Petites nouvelles à partager

Au Moulin à Café de Saint-Armel, Catherine part à la retraite.

 

Sur le livre d’or placé près du comptoir, on peut lire parmi tant d’autres petits mots de gratitude :

« Merci Catherine pour ton sourire, ta gentillesse qui nous ont accompagné toutes ces années », 

« Profites bien de ta retraite Catherine, tu vas nous manquer… ».

En cette fin de matinée du 31 décembre, l’ambiance comme toujours au Moulin à Café est chaleureuse et bon enfant. Quelques habitués finissent leur bière en salle, pendant que le ballet des entrées  et sorties  des clients  repartant, qui avec du pain, qui, un Gochtial, qui, des crêpes ou des galettes, s’interrompt un instant pour saluer ou embrasser une dernière fois  Catherine, souriante, derrière  sa caisse.

Coiffée pour l’occasion d’un chapeau figurant un gâteau d’anniversaire et ceinte d’une écharpe façon reine de beauté, siglée « Miss retraite », celle-ci semble flotter dans ce brouhaha festif et  voir défiler les 42 ans passés ici à accueillir et servir tout ce petit monde.

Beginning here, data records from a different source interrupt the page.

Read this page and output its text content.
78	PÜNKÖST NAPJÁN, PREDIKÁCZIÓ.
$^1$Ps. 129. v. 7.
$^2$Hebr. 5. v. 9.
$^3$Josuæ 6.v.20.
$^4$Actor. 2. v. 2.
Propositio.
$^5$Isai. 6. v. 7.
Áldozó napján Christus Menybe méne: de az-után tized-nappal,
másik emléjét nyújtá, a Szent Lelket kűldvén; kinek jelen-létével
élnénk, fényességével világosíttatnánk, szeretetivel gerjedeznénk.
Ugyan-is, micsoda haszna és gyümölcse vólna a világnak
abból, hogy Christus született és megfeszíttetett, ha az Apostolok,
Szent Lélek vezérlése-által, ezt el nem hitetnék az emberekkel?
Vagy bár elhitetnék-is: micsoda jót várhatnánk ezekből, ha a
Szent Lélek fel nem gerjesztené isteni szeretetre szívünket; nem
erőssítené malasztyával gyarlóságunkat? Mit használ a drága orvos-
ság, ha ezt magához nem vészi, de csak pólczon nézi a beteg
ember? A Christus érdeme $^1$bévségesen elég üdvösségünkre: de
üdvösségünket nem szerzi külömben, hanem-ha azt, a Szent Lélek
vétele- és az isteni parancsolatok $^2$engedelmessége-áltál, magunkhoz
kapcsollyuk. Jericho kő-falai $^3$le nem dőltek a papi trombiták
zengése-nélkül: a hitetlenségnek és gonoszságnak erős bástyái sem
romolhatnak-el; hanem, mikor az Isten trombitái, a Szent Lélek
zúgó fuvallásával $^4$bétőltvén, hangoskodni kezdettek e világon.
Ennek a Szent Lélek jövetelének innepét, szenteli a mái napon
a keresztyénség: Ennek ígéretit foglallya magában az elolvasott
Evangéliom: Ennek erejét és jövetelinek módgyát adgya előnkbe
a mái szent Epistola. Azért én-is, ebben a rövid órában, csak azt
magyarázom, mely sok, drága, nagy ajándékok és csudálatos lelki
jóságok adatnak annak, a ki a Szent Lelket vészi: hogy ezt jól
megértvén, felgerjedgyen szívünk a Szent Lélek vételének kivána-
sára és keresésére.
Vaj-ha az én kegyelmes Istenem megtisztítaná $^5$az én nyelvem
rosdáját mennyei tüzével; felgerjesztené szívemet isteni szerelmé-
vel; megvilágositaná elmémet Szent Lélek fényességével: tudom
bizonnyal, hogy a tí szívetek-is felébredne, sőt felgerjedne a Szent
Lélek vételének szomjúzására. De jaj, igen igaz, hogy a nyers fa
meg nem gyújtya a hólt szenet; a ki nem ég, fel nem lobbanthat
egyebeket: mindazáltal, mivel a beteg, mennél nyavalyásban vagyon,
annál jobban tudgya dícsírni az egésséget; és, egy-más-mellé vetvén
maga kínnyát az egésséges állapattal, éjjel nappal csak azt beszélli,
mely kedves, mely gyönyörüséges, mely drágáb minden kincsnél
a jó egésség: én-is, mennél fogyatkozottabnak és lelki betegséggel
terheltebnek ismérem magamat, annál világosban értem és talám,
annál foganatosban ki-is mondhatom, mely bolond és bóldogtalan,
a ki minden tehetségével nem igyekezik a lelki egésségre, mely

L’histoire débute à l’été 1983.

Catherine Bourhis vient d’obtenir  son CAP/ BEP comptabilité et n’a aucune idée du tournant que va prendre sa vie.

Un matin,  Madeleine Le Joubioux, la boulangère de Saint- Armel qui livre le pain à ses parents installés au Hézo, le village voisin, propose à la jeune fille de l’embaucher pour la saison d’été.

« Mes parents m’ont dit que lorsque l’on vous propose un travail il ne faut pas refuser. C’est comme cela que je suis entrée à la boulangerie. » Nous confie t-elle et de poursuivre :

« Et j’y suis restée! A l’époque il y avait plusieurs fournées de pain par jour, plus les viennoiseries et les gâteaux traditionnels bretons. Sans oublier le Gochtial  que la famille fabriquait déjà depuis quatre générations. Il était plus riche en ce temps là.

On le préparait  pour la saint Vincent le patron des vignerons . Il y avait un pardon, une bénédiction à l’église puis il était partagé avec ceux qui assistaient à la messe. La tradition dure encore aujourd’hui. Et aura lieu le 18 janvier prochain au Hézo berceau de cette brioche bretonne. »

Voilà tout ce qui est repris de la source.